The servants took their time today doing things like feeding me and the chavs, themselves including man servant’s father. incidentally, he has taken over the bed I normally sleep on. For this it will take a couple of more days before I make him fully welcome and honour him with sleeping with him at night. Sorry, I digressed there. Anyway, just as I thought it was time to open presents the servants and servants father went out for a couple of hours. I think I overheard them say something about an eleven thirty service. This could not be for a car as they were dressed very smartly, it does not take three people to check a car in for a service and garages do not open on Christmas Day.
When they returned they said they had been to a lovely church service, whatever that is.
Present time at last! And what did I get? Not the yellow banana I had longed for, craved for and generally lusted after but a brown cigar shaped thing. Out of politeness I hid my disappointment. This is quite easy as us felines have little or no facial expression of emotions. My disappointment was overcome when I discovered that this brown thing was stuffed with catnip and jolly good stuff it was too. I was, as they say on the street, ‘off my head’. in seconds.

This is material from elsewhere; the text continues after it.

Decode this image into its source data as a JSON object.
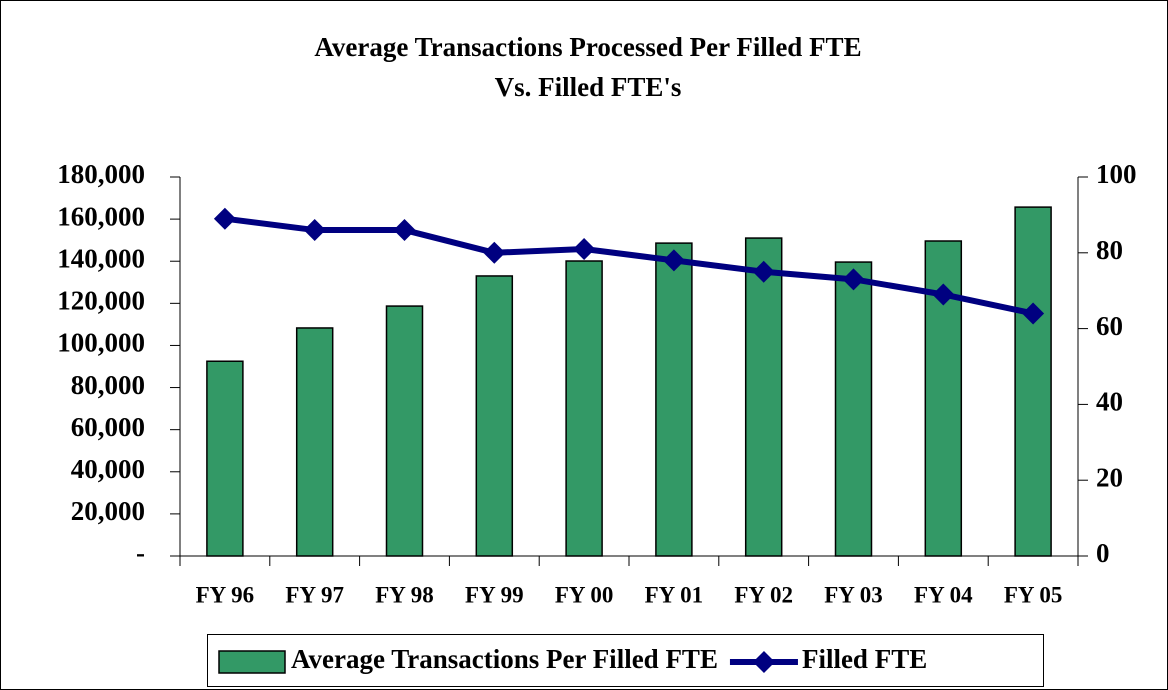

My servants made a slight error in not getting me a banana but it is ok as the brown thing does the job. I just hope this error does not become a Christmas tradition.
Unlike a very slight error in an newspaper in Oklahoma in 1955. The local department store , Sears, placed an advertisement in the paper asking children to phone in and check where Santa Claus was. Sears said that they must be sure to dial the right number. The number published had at least one digit wrong.

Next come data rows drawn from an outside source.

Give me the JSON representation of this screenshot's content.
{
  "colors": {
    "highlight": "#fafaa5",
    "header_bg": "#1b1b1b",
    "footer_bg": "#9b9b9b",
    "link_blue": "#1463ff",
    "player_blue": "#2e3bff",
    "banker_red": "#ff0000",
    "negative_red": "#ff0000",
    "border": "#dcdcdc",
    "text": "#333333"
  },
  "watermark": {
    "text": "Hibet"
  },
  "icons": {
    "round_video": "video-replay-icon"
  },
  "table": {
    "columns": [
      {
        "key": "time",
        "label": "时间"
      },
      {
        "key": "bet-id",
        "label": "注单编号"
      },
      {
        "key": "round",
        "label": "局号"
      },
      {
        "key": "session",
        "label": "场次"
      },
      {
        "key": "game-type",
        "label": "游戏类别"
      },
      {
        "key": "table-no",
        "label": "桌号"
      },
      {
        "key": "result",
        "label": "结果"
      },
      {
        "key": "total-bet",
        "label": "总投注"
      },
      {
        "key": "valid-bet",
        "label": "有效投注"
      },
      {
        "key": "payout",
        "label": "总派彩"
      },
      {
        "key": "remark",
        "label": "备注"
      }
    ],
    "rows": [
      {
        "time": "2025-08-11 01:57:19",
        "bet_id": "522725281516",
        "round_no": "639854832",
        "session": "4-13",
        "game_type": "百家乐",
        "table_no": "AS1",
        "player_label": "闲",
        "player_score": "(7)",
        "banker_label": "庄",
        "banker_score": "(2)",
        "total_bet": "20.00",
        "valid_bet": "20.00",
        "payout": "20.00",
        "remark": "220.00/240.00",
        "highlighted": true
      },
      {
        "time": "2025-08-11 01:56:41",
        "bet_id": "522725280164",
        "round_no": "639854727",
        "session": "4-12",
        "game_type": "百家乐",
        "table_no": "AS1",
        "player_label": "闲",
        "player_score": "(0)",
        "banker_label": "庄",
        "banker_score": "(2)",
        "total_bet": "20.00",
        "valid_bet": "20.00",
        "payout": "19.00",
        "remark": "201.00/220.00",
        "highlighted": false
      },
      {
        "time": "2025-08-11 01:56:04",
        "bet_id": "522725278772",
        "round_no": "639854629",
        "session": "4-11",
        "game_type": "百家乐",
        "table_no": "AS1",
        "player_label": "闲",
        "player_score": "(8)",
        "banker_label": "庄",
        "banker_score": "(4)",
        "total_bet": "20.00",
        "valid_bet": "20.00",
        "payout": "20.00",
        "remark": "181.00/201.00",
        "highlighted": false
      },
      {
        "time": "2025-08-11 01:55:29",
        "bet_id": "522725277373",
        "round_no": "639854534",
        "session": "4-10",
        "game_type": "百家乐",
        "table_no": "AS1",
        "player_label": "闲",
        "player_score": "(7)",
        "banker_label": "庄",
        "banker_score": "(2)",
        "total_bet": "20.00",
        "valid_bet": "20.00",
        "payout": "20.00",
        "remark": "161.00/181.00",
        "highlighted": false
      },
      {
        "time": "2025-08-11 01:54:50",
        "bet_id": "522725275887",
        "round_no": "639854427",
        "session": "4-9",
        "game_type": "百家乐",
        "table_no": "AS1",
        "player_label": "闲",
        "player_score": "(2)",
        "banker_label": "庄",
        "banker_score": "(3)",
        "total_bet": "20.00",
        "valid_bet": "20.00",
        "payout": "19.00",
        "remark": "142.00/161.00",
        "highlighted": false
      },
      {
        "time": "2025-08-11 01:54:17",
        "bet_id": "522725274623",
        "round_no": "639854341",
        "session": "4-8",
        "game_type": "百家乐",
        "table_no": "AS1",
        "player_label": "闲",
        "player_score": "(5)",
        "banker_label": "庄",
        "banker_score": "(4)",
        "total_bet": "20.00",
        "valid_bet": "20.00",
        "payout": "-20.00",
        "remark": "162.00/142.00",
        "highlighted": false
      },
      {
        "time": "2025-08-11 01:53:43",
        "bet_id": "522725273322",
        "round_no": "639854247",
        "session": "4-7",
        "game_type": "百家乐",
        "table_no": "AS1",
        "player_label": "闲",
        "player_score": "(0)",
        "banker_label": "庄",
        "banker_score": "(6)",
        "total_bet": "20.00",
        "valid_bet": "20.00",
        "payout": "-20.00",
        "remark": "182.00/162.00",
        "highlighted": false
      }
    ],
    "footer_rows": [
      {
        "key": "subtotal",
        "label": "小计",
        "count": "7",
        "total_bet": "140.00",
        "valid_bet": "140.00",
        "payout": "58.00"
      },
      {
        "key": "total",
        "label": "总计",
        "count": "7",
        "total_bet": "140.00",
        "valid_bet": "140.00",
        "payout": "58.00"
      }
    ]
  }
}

Colonel Harry Shoupe (1917 – 2009) was in charge of the air defence system in a bunker in rural Oklahoma. America was on standby at the height of the Cold War looking out for incoming missiles. The Colonel took the first call from a young boy. Once he realised it was not a practical joker and other colleagues were getting the same enquiries they kept answering the children’s phone calls.
The tradition started by an error has continued and developed to its level of sophistication. Today we can see radar images of Santa making his deliveries across the world. There are even Reindeer Cams showing a reindeer’s eye view of their travels on Christmas Eve around cities and across the countryside.
All thanks to a printing error and a Colonel with a sense of humour in a bunker in America’s mid West.